Leggendo, frutto delle accurate indagini d’archivio, le riflessioni di Berra
sulla rapidità della conquista, da parte di due ordini monastici, della parte
dal futuro più rigoglioso delle campagne a mezzogiorno di Milano, non si può
mancare di essere colpiti dalle due ragioni di maggiore rilievo cui l’avvocato
milanese attribuisce il successo dell’impresa: entrambi gli ordini avrebbero
trionfato, sottolinea lo storico lombardo, contando sulla più aggressiva
intraprendenza immobiliare: convertite rapidamente le prime aziende acquisite,
a prezzi insignificanti, le avrebbero rivendute a prezzi moltiplicati, che
avrebbero consentito l’acquisto di terreni immensamente più vasti, sui quali
entrambi avrebbero fondato la propria duratura opulenza agraria. La seconda
condizione del successo sarebbe stata, aggiunge Berra, il più rigido controllo
della manodopera, la folla dei conversi accettati, sottolinea, solo se in
possesso del maggiore vigore fisico, e trattati, precisa, quali autentici
“schiavi”, tanto che era loro severamente vietato apprendere a leggere, e per
le devozioni domenicali era loro consentito di conoscere non più di quattro
preci.
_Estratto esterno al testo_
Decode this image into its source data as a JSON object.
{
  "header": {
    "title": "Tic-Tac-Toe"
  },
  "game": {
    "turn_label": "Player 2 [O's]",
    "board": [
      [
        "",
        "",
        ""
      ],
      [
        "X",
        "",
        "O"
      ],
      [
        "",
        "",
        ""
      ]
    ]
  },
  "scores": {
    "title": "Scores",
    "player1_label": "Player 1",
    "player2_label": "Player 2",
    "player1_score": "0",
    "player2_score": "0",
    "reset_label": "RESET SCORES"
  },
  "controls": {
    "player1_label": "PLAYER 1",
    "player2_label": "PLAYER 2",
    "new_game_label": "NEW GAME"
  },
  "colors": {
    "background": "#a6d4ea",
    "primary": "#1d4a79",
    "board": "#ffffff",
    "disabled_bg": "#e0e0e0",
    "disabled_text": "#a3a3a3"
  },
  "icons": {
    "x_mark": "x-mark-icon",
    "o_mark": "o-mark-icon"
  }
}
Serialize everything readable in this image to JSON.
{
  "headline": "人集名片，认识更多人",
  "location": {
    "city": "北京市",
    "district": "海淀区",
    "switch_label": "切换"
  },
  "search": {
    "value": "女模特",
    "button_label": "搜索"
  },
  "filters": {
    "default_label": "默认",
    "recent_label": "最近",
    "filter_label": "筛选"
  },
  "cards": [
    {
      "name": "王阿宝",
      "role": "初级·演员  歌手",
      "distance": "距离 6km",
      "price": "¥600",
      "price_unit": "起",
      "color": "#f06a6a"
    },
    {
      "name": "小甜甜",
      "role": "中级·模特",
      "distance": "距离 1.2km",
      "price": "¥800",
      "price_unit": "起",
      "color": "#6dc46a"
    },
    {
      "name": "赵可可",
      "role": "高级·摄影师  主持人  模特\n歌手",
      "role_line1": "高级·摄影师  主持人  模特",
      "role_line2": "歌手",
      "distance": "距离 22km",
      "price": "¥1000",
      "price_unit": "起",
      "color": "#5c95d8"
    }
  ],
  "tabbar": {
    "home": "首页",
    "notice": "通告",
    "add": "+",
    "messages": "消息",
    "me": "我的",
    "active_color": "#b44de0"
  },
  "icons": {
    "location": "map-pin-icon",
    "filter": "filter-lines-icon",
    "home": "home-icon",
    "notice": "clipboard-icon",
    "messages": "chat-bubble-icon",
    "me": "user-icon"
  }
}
Non paiono essere le condizioni dell’autentica fraternità monastica:
l’intero volumetto attesta, peraltro, lo scrupolo archivistico di Berra.
La maestria irrigua cistercense avrebbe svolto un ruolo capitale, rileva
l’avvocato milanese, anche nella creazione della “marcita” o “prato marcitoio”,
l’apprestamento più originale della foraggi-coltura lombarda, sulla cui
creazione confronta le ipotesi fino ad allora proposte, concludendo che, nella
contraddittorietà delle notizie può riferire, quale elemento certo, che la
prima menzione che glie ne hanno offerto gli archivi è costituita da un atto
del notaio De Tesseri datato 25 aprile 1566. Non costituisce dettagli privo di
rilievo che uno dei contraenti sia l’Abate commendatario del monastero di
Vicoboldone.
Il collasso del seicento, la rinascita del settecento
Ho annotato la causa essenziale del crollo dello splendore economico
dell’Italia dei canali e delle colture intensive: l’opulenza del paese più
ricco d’Europa, i cui governanti, duchi e marchesi di ineguagliata astuzia
nella conduzione delle rivalità con i propri vicini, mancano assolutamente,
fondando una tradizione che si perpetuerà, di ogni comprensione del quadro
internazionale: ottemperando, anzi, ai suggerimenti del Segretario fiorentino,
sono impegnati nella perpetua ricerca di un alleato invincibile per sopraffare
il vicino che invincibile non è, con l’encomiabile risultato di rimettere le
sorti d’Italia nelle mani delle due potenze altrettanto avide di impadronirsi
di tanta indifesa ricchezza, sfidandosi sul suolo italico fino a convertire
l’oggetto della proprie bramosie nell’ammasso di rovine e nei deserti di terre
abbandonate a macchie e paludi illustrati, nei secoli successivi, dagli
innumerevoli viaggiatori dotati di estro pittorico, di tela e pennello.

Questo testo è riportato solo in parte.